Here’s a cropped iPhone picture of that region at the same time, above the roof of my house, showing Arcturus, Izar, Alphecca and the location where the Blaze Star (T CrB) will appear, as bright as Alphecca:
I showed an AAVSO finder chart in a previous post. This is the one I’m using for comparison stars down to magnitude 8, with T CrB in the cross-hairs at centre, and getting very familiar with through 7×50 binoculars from my backyard:
Here, Alphecca is the star marked “22” (magnitude 2.2) to the left of the cross-hairs, with Arcturus and Izar out of the field to the left. The 37 and 28 comparison stars are also visible in my iPhone image at right near the centre line.
I was having a conversation recently in which someone made the claim that “star hopping” (visually hopping between stars, with a star chart as your guide, to find a target object) is dead in the age of computerised telescopes. With visual variable star observing using binoculars, this is not the case. You have to get to know the field for every new variable star you want to estimate the brightness of. With DSLR photometry, before I added plate solving to my partially manual processing method, that remained true.
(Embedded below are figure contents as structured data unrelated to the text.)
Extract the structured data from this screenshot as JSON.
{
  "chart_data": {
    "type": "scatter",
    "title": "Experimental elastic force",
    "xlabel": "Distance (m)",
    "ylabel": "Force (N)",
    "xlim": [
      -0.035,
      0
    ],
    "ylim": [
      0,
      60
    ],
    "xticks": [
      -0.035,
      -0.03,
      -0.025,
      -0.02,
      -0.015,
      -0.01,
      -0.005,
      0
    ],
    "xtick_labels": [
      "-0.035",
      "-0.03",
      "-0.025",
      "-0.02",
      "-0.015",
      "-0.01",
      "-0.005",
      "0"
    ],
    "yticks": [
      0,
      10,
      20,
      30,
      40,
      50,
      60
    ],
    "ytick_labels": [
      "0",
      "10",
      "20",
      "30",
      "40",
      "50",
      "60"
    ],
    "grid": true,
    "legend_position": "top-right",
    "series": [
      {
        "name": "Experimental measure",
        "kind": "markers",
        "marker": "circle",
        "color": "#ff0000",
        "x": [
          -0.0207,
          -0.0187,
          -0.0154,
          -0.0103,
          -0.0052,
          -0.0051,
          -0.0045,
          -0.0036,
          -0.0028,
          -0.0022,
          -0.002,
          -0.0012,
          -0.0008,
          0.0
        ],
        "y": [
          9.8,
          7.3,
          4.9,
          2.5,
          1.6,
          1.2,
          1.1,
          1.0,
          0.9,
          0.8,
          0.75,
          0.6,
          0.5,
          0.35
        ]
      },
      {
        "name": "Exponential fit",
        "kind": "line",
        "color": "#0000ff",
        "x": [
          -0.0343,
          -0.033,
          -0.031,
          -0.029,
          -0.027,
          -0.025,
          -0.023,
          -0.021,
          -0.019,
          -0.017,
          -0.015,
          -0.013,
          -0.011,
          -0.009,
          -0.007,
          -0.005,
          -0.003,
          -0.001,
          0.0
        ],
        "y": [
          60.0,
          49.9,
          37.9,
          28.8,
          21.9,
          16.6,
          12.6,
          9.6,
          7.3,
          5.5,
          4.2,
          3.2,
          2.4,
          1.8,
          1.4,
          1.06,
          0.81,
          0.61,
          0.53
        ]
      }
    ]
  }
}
Even now, especially when using a simple tripod, I still need to locate the right field.
In my suburban sky, at the low altitude of CrB, with 7×50 binoculars, I can see down to magnitude 7.1, so the reference (comparison) star just to the upper right of the cross-hairs.
In any case, if you want to be prepared for the T CrB eruption, get to know the field and the reference stars you can use to assist in an estimation.